- Osisko Gold Royalties is the newest precious metals streaming company, following the takeover of Canadian Malartic by Yamana Gold and Agnico Eagle Mines.
- NioGold, a junior gold miner with an exciting development project, recently announced an investment by Osisko.
- The deal looks like a very low risk, potential high reward investment for Osisko, but investors might also want to focus their attention on NioGold.
The purpose of this article is to provide investors with an update on the happenings of Osisko Gold Royalties, a company I first covered on July 25.
Osisko is the newest precious metals royalty and streaming company, following a takeover of Osisko Mining Corp (OTC:OKSKF) by Yamana Gold (NYSE:AUY) and Agnico Eagle Mines (NYSE:AEM) on June 16. In that article, I argued that while Osisko Royalties has a hefty cash balance of $157 million, no debt and a world-class producing royalty on the Malartic mine, the company is too early in the game to be considered for an investment and still has a lot to prove.
NioGold Deal Announced
NioGold (OTCQX:NOXGF) announced on July 25 that is has signed a letter of intent with Osisko, where Osisko will acquire 14 million flow-through common shares of NioGold at a price of $.35 per common share, by way of private placement.
In addition, Osisko will buy the right to repurchase certain royalties on its claims for $150,000 - this includes the right to repurchase a .25% NSR on Marban claims, .5% NSR on First Canadian claims, and 1% NSR on Norlartic claims, and 1% NSR on the Malartic Hygrade-NSM claims.
Osisko will acquire the shares for investment purposes and the company has no other intentions to increase its ownership in NioGold. Upon closing, Osisko will own 19.5% of NioGold. In addition, NioGold will relocate its head office to Montreal and two Osisko team members will join NioGold's board of directors.
Total proceeds to NioGold are $4.9 million.
Who is NioGold?
NioGold is an undervalued gold exploration company, which operates in the Malartic and Val D'Or gold camps in Quebec. The company's projects are surrounded by seven operating gold mines, including Osisko's Canadian Malartic mine.
NioGold explores the Marban Block deposit, which has a measured and indicated resource of 1.53 million ounces of gold (1.48 g/t), and 599,000 ounces of gold (1.13 g/t). Recent gold discoveries include 19.21 g/t gold over 5.6 metres, which displays the potential for further resource growth.
You'll see on the below graphic that NoiGold's properties are literally surrounded by major gold mines and deposits, included IAMGOLD's (NYSE:IAG) Mouska and Westwood development projects, Agnico Eagle's LaRonde and Lapa operating mines, Osisko's Canadian Malartic mine, Wesdome's (OTC:WDOFF) Kiena project, Agnico Eagle's Goldex mine, Century Mining's Sigma-Lamaque project, ZMX's Lac Herbin mine and Richmont's (RIM) Beaufor mine.
With a share price of $.26 and 114 million shares outstanding, NioGold has a market cap of approximately $28 million. Following the deal, the company should have around $9 million in working capital.
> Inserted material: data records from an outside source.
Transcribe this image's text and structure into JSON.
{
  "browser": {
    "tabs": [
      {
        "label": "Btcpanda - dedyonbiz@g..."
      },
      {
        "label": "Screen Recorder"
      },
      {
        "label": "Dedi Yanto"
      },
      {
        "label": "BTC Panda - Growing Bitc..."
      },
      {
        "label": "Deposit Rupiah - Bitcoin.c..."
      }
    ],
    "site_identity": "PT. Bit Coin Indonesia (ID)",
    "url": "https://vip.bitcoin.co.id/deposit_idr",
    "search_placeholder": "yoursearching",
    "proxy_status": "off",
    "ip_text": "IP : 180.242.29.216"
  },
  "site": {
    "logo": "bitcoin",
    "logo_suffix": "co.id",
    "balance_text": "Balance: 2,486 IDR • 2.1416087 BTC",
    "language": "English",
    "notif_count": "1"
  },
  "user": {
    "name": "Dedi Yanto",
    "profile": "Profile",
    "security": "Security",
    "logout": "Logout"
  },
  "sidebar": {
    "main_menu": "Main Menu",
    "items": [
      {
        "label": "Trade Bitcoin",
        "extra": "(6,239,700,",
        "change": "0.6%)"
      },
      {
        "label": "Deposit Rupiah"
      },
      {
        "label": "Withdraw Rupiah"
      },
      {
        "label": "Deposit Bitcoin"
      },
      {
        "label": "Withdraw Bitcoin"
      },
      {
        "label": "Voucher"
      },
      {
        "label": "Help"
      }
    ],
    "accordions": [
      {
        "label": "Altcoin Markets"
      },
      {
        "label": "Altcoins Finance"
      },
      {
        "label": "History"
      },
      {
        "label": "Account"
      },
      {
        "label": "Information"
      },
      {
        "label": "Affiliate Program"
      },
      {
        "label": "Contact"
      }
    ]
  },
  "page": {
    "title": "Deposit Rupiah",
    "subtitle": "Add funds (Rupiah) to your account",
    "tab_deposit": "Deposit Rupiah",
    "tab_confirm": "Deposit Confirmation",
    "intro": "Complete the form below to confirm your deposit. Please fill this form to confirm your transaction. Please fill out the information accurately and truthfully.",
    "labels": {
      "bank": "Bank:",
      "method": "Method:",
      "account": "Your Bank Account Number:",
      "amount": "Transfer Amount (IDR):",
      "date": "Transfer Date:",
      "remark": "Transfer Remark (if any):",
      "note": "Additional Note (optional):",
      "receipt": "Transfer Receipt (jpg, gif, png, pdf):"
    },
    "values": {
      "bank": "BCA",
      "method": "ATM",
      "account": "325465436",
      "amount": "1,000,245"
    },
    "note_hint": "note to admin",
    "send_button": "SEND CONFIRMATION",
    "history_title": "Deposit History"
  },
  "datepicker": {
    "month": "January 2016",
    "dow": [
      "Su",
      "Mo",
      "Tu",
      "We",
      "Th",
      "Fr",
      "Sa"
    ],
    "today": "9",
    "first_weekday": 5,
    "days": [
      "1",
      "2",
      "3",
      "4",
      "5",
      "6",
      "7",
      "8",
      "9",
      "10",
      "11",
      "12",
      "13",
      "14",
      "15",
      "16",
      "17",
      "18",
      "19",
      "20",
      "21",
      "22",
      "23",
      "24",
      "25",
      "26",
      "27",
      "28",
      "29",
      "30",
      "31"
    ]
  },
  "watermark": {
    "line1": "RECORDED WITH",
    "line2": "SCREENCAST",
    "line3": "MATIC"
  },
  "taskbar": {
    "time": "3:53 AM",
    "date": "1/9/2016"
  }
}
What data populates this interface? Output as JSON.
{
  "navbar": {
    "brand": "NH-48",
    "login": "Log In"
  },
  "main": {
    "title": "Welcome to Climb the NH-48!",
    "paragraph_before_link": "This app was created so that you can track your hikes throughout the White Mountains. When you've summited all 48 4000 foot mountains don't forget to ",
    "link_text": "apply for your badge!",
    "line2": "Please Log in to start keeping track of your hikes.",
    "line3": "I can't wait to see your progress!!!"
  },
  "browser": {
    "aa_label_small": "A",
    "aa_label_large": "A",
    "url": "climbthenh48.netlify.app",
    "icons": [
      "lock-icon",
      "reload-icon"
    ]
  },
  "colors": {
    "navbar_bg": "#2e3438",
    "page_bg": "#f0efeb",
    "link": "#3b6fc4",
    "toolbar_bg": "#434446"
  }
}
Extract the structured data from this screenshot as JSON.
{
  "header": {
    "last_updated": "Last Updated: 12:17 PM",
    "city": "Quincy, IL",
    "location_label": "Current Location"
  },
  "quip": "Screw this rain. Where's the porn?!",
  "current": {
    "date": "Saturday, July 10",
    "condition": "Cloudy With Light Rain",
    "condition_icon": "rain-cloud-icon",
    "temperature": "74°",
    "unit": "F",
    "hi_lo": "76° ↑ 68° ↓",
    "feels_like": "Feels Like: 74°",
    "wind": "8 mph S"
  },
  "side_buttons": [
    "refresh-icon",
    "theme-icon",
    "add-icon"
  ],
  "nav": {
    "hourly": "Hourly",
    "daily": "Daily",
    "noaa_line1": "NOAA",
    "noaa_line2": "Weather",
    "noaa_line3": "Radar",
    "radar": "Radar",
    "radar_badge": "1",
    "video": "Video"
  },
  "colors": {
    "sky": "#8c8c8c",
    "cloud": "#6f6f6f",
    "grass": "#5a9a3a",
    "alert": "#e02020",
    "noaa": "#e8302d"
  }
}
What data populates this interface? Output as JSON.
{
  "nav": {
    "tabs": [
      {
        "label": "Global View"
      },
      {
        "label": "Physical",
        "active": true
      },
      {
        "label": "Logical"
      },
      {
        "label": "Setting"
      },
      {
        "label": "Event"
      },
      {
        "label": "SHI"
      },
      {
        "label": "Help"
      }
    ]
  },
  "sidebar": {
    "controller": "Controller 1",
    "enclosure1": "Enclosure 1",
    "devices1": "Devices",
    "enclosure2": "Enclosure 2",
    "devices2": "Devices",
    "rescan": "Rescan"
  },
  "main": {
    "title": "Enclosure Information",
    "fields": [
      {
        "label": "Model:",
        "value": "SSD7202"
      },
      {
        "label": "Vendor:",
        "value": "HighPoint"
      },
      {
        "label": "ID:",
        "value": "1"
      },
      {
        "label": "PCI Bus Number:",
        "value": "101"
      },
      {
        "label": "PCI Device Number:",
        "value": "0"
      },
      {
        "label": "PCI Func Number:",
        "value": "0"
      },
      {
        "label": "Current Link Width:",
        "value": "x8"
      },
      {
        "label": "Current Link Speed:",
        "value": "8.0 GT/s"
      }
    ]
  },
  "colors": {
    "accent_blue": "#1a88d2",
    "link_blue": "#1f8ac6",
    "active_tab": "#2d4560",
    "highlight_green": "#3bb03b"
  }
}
NioGold Deal: A Great Start for Osisko
This looks like a very low-risk, potential high reward deal for Osisko, which gets to invest in a promising early-stage gold project located very close to Canadian Malartic.
Even more promising are the prospects for NioGold, which receives a major third-party backing by a $750+ million dollar company. I believe that an investment in NioGold warrants further research following this deal.
With approximately $152 million in cash following the deal, Osisko has plenty of funds to continuing investing in promising gold projects. I remain on the sidelines, but will keep a close eye on the company going forward.
Editor's Note: This article covers a stock trading at less than $1 per share and/or with less than a $100 million market cap. Please be aware of the risks associated with these stocks.